Oh, and test gear. The most important piece of test gear by far, is a multimeter. I have a 20 year-old analog multimeter from Radio Shack, which used to be my main meter. Nowadays, I mainly use it for the times when I’m peaking circuits, when being able to see a needle move on a scale makes it easier to adjust a control for a peak or a null. My main meter now is a cheap manual DMM, an Extech MN35. It was a gift from my friend Antoinette last Christmas. IIRC, they are about $25 –
Most folk seem to prefer auto-ranging DMM’s. My preference is for a manual, as I like the manual control. Whether you are using a manual or an auto-ranging DMM, you should have an idea of roughly what kind of voltage you expect to find at a particular point before poking the test prods anywhere near it. Knowing what voltage (or current, or resistance) ball-park you are in, it is no trouble, in my opinion, to switch the meter to the appropriate range. That may be just be my justification for the fact that I’m rather stuck in my ways, and just happen to prefer manual meters. It’s convenient that they are cheaper too 🙂 With a DMM like this as your sole piece of test gear, you can build an awful lot of stuff. There are cheaper DMM’s out there, but the really cheap ones have low build quality and poor accuracy, in my experience. I do also have an old Tek 465 oscilloscope which a local ham very generously gave me. Combined with a signal generator, you can do all sorts of fun things with a ‘scope, such as injecting a signal into an amp stage, and seeing what it looks like when it comes out (as well as calculating the gain of the stage). I recently used it to measure the output of a 5mW QRPp transmitter, by measuring the peak to peak voltage across a 50 ohm resistor. At such low output powers, RF probes aren’t accurate, and a ‘scope is a good way to go.

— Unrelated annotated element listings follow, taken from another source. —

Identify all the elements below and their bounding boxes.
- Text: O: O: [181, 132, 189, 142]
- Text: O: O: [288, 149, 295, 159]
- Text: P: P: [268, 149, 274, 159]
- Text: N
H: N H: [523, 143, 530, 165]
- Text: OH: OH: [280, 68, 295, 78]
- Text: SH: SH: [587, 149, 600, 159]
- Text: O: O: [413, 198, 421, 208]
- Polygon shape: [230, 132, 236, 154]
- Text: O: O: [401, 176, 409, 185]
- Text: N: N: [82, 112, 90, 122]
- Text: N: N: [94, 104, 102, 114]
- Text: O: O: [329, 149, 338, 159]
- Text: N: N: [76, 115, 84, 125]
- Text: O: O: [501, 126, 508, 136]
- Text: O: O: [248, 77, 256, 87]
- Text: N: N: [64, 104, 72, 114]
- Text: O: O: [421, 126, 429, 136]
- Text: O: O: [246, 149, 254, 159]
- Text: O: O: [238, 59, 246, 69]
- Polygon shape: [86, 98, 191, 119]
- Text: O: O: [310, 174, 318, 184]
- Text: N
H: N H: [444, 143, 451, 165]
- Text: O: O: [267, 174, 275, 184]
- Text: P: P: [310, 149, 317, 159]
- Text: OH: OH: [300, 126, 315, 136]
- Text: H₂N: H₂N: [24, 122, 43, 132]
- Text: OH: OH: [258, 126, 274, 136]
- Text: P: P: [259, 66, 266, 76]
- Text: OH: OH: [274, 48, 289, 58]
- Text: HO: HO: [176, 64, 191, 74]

My DMM doesn’t measure capacitance, so this capacitance meter does a great job. I often check values of components before installing them into a circuit, as a double-check to ensure I didn’t misread the value printed on the part. I got this one for a little under $15 from Sparkfun. It measures capacitances from just a few pF up to many uF’s –
There are some really useful cheap pieces of test gear on eBay. I plan to ask for a little frequency counter, and maybe also an ESR meter for Christmas.
Anyway, the purpose of this post was to show you the tools I use for my home-brewing activities and hopefully, to demonstrate that you don’t need a lot of expensive ones to build a lot of cool things. However, if you have the interest and can afford it, feel free to get yourself lots of cool test gear!
Those are the basics, I think. I cannot think of any more right now. If you have any questions, feel free to ask them in the comments section and I’ll do my best to answer.